Green Gold & Grand Mansions
Walk the boulevard that henequen built — Paseo de Montejo, where Yucatán's fiber barons raised French palaces in the tropics with fortunes spun from 'green gold.'
Start
Parque de Santa Ana
End
Teatro Peón Contreras
Tour Stops (8)
Parque de Santa Ana
A quiet barrio park with a 1729 church, marking the northern gateway where Paseo de Montejo begins its grand procession.
Monumento a la Patria
A monumental sculptural frieze by Colombian artist Rómulo Rozo (1956), depicting the full sweep of Mexican history in carved stone.
Casas Gemelas / Montejo 495 Casa Museo
The Twin Mansions (1907-1911), designed by a French architect — the first buildings in the Yucatán to have electricity.

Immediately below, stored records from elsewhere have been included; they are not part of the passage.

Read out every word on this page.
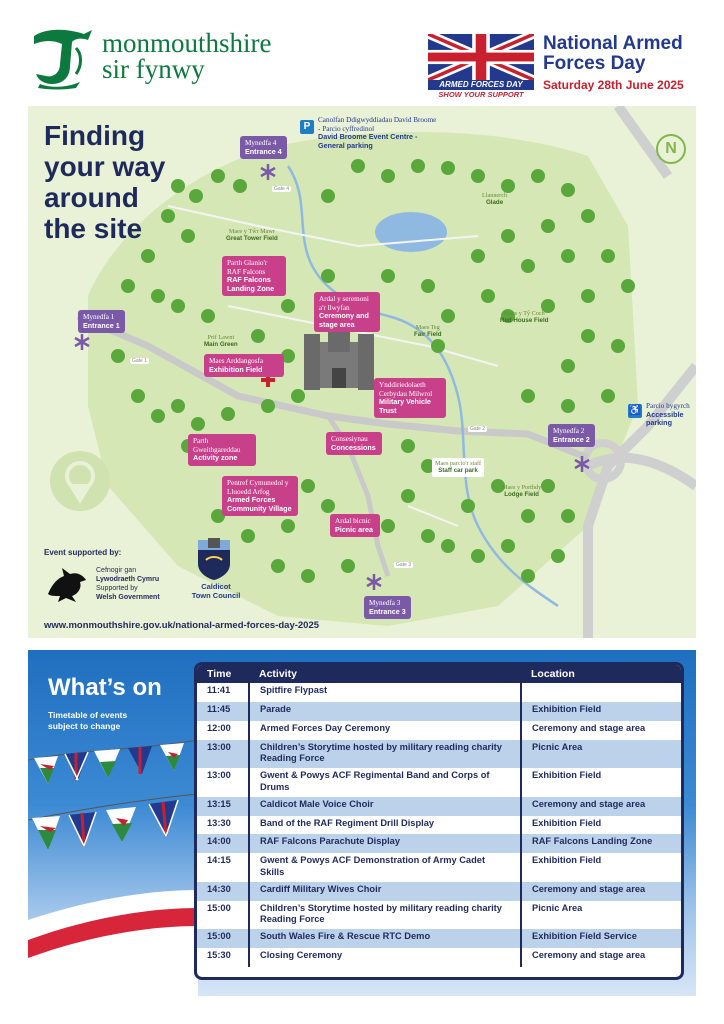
monmouthshire
sir fynwy
ARMED FORCES DAY
SHOW YOUR SUPPORT
National Armed
Forces Day
Saturday 28th June 2025
Finding
your way
around
the site
N
P
Canolfan Ddigwyddiadau David Broome - Parcio cyffredinol
David Broome Event Centre - General parking
♿ Parcio hygyrch
Accessible parking
Mynedfa 4
Entrance 4
Mynedfa 1
Entrance 1
Mynedfa 2
Entrance 2
Mynedfa 3
Entrance 3
Parth Glanio'r RAF Falcons
RAF Falcons Landing Zone
Ardal y seremoni a'r llwyfan
Ceremony and stage area
Maes Arddangosfa
Exhibition Field
Ynddiriedolaeth Cerbydau Milwrol
Military Vehicle Trust
Consesiynau
Concessions
Parth Gweithgareddau
Activity zone
Pentref Cymunedol y Lluoedd Arfog
Armed Forces Community Village
Ardal bicnic
Picnic area
Maes y Tŵr Mawr
Great Tower Field
Llannerch
Glade
Prif Lawnt
Main Green
Maes Teg
Fair Field
Maes y Tŷ Coch
Red House Field
Maes parcio'r staff
Staff car park
Maes y Porthdy
Lodge Field
Gate 4
Gate 1
Gate 2
Gate 3
Event supported by:
Cefnogir gan
Lywodraeth Cymru
Supported by
Welsh Government
Caldicot
Town Council
www.monmouthshire.gov.uk/national-armed-forces-day-2025
What’s on
Timetable of events subject to change
Time	Activity	Location
11:41	Spitfire Flypast	
11:45	Parade	Exhibition Field
12:00	Armed Forces Day Ceremony	Ceremony and stage area
13:00	Children’s Storytime hosted by military reading charity Reading Force	Picnic Area
13:00	Gwent & Powys ACF Regimental Band and Corps of Drums	Exhibition Field
13:15	Caldicot Male Voice Choir	Ceremony and stage area
13:30	Band of the RAF Regiment Drill Display	Exhibition Field
14:00	RAF Falcons Parachute Display	RAF Falcons Landing Zone
14:15	Gwent & Powys ACF Demonstration of Army Cadet Skills	Exhibition Field
14:30	Cardiff Military Wives Choir	Ceremony and stage area
15:00	Children’s Storytime hosted by military reading charity Reading Force	Picnic Area
15:00	South Wales Fire & Rescue RTC Demo	Exhibition Field Service
15:30	Closing Ceremony	Ceremony and stage area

Palacio Cantón / Museo Regional de Antropología
A Beaux-Arts palace (1904-1911) by Italian architect Enrico Deserti, now housing Yucatán's finest collection of Maya anthropological artifacts.
Villa Amira / Centro Cultural Fernando Castro Pacheco
A 1928 post-Revolution mansion that now serves as a cultural center honoring the muralist whose work defines the Palacio de Gobierno.
El Pinar
A pink French Renaissance mansion (1898-1904) with Art Nouveau flourishes, built entirely with European materials shipped across the Atlantic.
Quinta Montes Molina
A fully restored henequen-era mansion with original European furnishings — a time capsule of how the fiber barons lived.
Teatro Peón Contreras
A 1908 Italian-designed opera house with a Carrara marble staircase and a thousand-seat hall — the crown jewel of henequen-era Mérida.